A legal distinction worth bearing in mind between:

  • copyright” is a statutory right which applies to certain types of “created” information automatically, investing in their author some proprietary rights to stop other people reproducing the creation. It does not apply to all kinds of information - the information must have been “created”. Numerical data (like execution prices) are not capable of protection by copyright. You can acquire “database copyright” which derives from the effort you have taken to compile a database of execution prices. But you couldn’t stop another party compiling an identical database by itself: if your counterparty itself compiles its own database of the same material, it would have copyright in its database, and you in yours.

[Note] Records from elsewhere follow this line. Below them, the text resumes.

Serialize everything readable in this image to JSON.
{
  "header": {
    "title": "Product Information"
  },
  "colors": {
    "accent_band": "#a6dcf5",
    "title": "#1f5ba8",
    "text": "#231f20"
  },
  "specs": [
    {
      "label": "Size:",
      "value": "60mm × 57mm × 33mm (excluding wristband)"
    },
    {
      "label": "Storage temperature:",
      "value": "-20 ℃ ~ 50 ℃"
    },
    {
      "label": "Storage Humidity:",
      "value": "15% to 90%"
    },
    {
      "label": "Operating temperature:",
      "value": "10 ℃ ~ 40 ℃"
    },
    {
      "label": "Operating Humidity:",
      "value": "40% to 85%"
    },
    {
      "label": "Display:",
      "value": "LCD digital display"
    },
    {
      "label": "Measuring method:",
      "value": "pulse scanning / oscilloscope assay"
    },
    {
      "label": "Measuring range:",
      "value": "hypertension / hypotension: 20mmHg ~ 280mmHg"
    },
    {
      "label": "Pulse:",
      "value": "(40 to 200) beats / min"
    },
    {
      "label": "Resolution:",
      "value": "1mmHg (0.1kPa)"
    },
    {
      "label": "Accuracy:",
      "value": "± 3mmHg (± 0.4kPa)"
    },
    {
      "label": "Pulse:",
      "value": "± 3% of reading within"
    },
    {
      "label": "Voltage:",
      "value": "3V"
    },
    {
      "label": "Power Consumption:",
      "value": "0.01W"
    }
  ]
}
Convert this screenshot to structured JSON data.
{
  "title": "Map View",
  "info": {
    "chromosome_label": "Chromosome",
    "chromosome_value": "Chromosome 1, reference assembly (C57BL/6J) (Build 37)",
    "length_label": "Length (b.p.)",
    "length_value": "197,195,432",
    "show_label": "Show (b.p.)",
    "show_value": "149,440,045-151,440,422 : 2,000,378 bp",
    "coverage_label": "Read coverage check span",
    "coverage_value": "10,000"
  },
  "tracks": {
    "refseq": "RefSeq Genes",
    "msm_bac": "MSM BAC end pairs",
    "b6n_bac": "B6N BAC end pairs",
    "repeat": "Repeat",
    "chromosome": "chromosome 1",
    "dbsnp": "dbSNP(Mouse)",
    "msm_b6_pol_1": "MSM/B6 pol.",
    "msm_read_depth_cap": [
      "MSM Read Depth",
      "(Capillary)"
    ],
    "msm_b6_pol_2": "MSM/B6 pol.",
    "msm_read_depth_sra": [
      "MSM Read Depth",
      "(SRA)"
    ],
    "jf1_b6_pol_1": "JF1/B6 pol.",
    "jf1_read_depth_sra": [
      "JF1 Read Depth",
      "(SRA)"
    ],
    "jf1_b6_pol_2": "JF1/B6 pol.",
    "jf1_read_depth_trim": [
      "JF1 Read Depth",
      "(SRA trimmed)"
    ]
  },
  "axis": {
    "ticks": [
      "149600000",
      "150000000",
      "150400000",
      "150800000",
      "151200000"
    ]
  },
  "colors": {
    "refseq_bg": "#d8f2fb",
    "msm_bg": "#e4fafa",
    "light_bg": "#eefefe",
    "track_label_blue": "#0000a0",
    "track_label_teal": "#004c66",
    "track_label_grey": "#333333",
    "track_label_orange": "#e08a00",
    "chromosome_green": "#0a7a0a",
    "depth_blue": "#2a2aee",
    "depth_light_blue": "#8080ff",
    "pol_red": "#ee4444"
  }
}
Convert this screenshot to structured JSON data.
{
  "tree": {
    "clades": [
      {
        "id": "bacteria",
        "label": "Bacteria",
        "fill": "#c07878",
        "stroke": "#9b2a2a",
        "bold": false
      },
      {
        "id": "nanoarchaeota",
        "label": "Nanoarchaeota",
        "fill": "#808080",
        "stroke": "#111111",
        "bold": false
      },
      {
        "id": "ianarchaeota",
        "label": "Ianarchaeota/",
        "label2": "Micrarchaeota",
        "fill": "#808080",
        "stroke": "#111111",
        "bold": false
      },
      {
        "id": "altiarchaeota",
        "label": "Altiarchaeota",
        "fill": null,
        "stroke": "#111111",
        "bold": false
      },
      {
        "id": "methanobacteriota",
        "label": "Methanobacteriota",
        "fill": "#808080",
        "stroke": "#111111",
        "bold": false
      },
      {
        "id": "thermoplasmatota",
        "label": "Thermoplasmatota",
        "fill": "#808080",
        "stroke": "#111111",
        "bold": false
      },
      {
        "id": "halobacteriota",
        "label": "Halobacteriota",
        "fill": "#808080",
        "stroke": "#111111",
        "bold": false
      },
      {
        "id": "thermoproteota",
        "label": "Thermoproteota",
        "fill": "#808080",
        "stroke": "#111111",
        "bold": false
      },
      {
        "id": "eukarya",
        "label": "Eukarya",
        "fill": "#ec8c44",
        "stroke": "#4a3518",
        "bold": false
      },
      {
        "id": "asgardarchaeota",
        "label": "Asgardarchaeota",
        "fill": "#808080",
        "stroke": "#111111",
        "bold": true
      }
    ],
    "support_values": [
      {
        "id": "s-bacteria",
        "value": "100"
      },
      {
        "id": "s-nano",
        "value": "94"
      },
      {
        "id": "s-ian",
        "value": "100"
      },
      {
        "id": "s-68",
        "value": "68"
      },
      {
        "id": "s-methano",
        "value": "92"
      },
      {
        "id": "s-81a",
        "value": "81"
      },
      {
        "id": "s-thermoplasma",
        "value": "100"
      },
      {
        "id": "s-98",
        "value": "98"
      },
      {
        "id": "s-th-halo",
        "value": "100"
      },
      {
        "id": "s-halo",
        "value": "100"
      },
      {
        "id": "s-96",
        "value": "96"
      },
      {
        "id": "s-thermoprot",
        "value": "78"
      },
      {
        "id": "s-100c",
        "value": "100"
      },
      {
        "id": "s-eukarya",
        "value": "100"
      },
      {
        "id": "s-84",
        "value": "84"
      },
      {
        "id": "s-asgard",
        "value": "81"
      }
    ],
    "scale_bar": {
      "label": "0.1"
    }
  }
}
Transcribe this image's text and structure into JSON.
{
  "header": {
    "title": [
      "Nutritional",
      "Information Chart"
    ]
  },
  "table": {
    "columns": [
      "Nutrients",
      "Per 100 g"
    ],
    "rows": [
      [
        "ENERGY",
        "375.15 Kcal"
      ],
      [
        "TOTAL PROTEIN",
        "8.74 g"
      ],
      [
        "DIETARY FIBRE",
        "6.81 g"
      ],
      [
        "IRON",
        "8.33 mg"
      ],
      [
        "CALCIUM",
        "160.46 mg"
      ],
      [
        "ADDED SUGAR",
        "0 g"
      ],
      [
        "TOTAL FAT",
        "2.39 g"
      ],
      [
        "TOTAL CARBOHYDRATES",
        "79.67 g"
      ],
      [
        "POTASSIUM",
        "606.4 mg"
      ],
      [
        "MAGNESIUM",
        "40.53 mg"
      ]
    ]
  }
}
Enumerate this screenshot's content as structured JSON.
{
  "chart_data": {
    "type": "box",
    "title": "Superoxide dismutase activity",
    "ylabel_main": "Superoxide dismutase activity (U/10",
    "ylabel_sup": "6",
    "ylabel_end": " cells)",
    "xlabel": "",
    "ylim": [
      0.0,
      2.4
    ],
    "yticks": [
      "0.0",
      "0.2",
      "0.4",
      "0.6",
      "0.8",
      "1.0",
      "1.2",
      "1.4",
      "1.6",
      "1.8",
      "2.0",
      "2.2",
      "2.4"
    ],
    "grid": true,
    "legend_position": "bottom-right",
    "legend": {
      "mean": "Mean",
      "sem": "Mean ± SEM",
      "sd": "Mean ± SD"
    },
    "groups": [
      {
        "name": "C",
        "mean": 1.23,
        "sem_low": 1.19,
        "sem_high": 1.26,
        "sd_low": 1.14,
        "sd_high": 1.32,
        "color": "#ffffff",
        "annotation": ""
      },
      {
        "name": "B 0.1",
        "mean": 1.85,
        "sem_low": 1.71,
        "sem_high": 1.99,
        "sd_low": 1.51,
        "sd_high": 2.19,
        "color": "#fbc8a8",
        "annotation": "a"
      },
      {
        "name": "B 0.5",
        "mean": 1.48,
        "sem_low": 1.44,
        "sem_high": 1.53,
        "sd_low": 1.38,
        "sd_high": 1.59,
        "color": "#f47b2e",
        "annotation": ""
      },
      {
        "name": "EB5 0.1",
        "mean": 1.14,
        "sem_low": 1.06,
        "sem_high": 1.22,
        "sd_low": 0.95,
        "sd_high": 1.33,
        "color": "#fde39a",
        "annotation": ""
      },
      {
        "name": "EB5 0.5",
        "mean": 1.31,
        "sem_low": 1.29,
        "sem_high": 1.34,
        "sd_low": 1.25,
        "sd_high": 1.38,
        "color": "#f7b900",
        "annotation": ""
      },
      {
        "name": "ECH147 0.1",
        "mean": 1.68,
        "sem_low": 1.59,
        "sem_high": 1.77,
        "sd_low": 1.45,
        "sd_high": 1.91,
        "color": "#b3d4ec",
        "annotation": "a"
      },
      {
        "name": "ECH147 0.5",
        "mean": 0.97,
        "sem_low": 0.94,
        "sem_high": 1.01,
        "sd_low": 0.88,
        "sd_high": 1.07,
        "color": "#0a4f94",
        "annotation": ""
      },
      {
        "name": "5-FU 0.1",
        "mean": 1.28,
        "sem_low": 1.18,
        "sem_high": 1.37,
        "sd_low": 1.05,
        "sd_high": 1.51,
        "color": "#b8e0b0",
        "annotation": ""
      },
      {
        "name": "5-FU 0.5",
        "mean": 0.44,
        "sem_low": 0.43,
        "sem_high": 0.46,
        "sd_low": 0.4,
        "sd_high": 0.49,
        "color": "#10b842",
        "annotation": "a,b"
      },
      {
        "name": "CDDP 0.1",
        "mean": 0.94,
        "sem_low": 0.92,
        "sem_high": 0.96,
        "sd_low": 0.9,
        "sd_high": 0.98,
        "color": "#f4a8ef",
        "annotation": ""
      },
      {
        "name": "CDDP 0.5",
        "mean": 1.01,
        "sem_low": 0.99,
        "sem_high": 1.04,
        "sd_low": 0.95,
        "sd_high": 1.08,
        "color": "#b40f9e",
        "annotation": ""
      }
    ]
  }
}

  • information” which can be any kind of information, including data. Parties can make any agreement about who can do what with any type of information, whether or not they own it or whether it is copyrightable. So for example, a client could say “I will only give you my business if you agree not to use any information you derive from by trade data for any purpose other than reporting to me and complying with applicable law.” This is a contractual right, not a statutory one, but the client can only enforce it to the extent it can prove that it has suffered a loss. Generally that would be pretty hard to do.
  • regulatory/legal considerations: You cannot give non-public information to a third party if that would amount to inside information, or facilitate market abuse (e.g., front running). So if the information identifies a client somehow, especially if it allows prediction of client trading behaviour, you may have a big problem.
  • reputational/franchise considerations: Even if there are no legal, contractual, regulatory or criminal sanctions against it, if the client would be annoyed about it and withdraw their business, it’s just as big a problem.